GPU idea - Would this work?

Sik_the_hedgehog · July 2, 2008, 9:37pm

Just an idea that came to my mind. First a bit of story, once I was making a design for a console. No, I don’t work for that, it was just an idea that probably will never be By the way, the thing is, I was too lame that instead of a proper rasterizer I was going to use a normal processor as the GPU. DSP, very long instructions, dedicated video instructions, whatever needed, but a normal processor after all. I swear, it was pure lazyness, I didn’t know that was going to be the trend that engineers would be seeking in the future, I didn’t even know about the existance of shaders.

Anyways, there’s a problem with that: fixed functionality is always faster than one done through programming, simply because of the fact you can hardwire it as part of the circuit and don’t waste any extra cycles. So I was thinking: how would an hybrid GPU work?

Basically, the idea is simple: there’s a processor, and there is some extra hardware to help with rasterizing and such, maybe as part of the dedicated instructions. So, while the processor could do rendering by itself, it could as well use those fixed hardware, even if just to do part of the rendering. As if the hardware were ultrafast versions of some common code.

Example: you want to render a normal triangle, but use custom shading/blending/whatever. The processor would do all the calculations for every pixel, however it would use a hardwired circuit that would guide it through all the pixels by just using a single instruction, rather than having to calculate which pixel goes next too. This would speed up things a lot.

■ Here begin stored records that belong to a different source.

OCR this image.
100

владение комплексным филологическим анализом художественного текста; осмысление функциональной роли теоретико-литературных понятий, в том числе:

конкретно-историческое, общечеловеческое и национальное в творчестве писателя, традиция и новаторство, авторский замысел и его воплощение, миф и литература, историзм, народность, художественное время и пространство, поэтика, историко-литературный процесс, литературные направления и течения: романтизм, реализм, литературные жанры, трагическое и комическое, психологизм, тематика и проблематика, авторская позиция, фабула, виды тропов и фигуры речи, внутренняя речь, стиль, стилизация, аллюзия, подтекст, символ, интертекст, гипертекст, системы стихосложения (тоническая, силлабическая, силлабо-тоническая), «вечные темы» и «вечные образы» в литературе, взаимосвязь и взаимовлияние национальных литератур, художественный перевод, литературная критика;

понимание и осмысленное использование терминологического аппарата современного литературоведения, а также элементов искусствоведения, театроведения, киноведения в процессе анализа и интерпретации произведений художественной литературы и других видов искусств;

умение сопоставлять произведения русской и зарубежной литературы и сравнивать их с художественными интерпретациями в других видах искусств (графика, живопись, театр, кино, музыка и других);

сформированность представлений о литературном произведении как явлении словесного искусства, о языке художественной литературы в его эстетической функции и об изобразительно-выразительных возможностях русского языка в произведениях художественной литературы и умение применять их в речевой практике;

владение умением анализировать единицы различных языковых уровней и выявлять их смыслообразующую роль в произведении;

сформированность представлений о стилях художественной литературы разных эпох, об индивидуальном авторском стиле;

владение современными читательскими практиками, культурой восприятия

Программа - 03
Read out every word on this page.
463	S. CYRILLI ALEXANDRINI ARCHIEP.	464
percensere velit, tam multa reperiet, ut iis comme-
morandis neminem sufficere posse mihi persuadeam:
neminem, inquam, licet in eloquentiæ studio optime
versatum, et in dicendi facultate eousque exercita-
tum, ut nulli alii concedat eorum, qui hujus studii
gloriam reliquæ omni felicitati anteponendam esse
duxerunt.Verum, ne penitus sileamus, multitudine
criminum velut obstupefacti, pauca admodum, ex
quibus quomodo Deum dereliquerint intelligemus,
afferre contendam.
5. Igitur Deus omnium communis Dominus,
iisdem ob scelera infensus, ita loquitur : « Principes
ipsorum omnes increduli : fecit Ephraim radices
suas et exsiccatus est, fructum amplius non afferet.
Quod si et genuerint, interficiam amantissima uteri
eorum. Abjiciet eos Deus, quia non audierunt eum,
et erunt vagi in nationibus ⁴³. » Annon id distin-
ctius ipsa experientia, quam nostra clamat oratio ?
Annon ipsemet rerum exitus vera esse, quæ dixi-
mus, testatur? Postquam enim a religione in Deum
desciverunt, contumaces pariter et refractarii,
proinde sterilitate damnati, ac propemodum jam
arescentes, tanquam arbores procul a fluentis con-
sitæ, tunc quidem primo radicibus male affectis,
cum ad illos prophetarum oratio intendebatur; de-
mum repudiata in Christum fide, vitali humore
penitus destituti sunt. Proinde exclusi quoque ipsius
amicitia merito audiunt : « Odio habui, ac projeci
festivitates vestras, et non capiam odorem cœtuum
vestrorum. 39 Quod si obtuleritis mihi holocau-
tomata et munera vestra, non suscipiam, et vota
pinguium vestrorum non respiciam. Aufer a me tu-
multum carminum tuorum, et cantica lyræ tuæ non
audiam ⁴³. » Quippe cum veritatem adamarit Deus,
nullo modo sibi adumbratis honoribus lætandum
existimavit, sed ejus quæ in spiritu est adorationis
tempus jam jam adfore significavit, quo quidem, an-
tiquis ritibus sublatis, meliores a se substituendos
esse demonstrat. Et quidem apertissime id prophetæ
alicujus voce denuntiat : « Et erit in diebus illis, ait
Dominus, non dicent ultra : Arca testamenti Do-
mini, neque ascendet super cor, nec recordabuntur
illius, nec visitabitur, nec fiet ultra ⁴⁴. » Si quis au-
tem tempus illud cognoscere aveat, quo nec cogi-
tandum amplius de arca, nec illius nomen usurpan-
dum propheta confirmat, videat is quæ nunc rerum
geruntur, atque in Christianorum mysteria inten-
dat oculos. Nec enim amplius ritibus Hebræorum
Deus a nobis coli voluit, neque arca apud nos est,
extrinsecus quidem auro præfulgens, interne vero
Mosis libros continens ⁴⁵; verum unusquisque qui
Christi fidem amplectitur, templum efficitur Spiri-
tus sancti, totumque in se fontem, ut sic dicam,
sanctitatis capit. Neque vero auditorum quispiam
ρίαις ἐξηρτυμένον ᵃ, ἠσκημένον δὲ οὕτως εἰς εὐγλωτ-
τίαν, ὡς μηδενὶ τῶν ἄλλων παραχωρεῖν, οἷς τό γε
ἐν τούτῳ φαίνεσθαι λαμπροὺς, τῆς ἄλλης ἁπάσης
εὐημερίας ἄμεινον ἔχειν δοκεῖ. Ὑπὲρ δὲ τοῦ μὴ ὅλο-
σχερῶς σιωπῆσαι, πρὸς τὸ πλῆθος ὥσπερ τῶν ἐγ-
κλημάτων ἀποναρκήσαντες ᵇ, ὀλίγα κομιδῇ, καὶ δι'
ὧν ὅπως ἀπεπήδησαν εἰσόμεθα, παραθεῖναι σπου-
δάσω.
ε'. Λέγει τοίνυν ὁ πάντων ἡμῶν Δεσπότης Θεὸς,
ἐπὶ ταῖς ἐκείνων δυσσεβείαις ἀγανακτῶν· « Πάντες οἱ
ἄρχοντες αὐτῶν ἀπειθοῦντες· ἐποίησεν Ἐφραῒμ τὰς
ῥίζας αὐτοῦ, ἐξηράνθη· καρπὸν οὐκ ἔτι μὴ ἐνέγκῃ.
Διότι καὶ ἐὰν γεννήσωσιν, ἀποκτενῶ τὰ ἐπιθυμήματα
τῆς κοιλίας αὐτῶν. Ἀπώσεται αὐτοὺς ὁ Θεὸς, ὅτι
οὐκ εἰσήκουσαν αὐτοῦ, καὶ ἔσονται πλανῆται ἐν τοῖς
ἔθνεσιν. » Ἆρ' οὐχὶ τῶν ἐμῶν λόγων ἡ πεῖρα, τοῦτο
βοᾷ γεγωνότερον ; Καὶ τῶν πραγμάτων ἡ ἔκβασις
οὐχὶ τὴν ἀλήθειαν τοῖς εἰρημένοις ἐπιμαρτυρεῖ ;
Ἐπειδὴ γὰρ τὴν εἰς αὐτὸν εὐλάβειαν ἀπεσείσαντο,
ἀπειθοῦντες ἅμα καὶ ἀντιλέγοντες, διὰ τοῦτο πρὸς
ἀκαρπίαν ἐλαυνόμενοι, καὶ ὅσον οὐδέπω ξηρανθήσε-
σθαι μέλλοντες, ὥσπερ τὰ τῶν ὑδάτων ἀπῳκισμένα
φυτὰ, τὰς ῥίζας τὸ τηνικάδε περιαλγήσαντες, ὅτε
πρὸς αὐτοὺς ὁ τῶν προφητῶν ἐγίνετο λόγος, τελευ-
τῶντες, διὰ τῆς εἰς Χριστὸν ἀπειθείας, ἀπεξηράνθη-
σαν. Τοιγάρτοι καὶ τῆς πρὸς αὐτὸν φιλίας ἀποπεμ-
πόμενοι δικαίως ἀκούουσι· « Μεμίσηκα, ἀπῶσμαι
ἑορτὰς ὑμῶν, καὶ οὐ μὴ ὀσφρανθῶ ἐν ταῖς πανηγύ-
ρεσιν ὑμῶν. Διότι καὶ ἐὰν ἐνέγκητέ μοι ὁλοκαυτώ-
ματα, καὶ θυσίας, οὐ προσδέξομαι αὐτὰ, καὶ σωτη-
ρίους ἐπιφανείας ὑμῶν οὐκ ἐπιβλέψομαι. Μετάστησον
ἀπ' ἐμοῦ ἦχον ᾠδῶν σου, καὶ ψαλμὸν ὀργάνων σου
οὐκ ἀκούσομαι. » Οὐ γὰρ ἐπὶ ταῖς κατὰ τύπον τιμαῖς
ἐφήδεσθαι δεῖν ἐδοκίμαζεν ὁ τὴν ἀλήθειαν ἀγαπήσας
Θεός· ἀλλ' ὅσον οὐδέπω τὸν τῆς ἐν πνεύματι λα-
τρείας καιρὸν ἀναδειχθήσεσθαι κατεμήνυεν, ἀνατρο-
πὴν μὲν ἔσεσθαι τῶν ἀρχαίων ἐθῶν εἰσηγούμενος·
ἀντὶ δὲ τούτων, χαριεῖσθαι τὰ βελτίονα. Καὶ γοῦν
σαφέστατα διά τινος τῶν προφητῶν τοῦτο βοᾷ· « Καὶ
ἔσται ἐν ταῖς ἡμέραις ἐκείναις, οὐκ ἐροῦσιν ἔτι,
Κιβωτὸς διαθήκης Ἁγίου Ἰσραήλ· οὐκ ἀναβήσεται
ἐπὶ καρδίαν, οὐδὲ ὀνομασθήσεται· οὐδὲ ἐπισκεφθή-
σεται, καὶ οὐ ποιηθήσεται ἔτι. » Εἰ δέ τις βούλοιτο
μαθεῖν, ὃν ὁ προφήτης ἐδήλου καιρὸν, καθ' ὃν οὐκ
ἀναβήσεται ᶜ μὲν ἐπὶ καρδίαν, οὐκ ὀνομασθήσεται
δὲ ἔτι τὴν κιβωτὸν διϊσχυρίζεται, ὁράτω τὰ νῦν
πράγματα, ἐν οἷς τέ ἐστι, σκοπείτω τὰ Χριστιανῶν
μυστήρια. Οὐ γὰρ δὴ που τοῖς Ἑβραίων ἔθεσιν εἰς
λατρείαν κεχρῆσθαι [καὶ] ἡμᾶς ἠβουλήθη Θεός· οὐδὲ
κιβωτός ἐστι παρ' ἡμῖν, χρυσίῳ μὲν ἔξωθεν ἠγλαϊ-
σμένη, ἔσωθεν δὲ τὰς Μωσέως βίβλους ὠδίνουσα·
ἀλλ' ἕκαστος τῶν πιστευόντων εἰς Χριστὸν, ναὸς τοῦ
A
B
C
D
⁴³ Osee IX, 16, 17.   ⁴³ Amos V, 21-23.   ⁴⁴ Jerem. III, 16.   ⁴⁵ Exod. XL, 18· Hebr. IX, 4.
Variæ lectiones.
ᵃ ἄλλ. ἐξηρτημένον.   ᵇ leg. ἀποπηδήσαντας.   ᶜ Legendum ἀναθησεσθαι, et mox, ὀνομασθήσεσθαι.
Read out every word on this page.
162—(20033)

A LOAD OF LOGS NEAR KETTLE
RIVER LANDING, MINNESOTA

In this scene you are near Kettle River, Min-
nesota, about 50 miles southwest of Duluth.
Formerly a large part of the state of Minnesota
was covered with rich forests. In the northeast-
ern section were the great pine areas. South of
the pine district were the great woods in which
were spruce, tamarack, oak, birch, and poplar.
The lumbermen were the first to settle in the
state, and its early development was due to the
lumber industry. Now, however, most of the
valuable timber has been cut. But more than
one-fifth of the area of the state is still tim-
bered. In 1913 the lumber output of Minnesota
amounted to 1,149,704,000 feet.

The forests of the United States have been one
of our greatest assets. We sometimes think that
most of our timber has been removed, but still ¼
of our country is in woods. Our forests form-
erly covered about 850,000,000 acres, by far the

Mmmh, well, I think it doesn’t look that simple to explain. Anyways, I wanted to know your opinion. The good thing of using a processor is that you can pass any kind of data to it, so (for example) you could let it to handle models and their animation directly rather than doing it in the CPU and then sending the polygons manually. Having hardwired helpers makes programming of drivers easier too, because some common functionality is already there, but you aren’t forced to use it if you don’t want.

What do you think?

Zengar · July 2, 2008, 11:23pm

You miss an inportant point: fixed functionality is more expensive. It is easier and cheaper (in transistor count) to build a bunch of simple programmable units then to duplicate everything in fixed function. Also, it is not really clear if fixed-function hardware will really be faster. What functions exactly do you want to have dedicated hardware?

zeoverlord · July 2, 2008, 11:45pm

And more to the point it doesn’t have to be, as the stage that will and have to take the longest time is the fragment shading stage and that stage works pretty much like a small and slightly limited cpu.
And that’s really what you need, lot’s and lot’s of processors, the latest GPUs use over 200 of them.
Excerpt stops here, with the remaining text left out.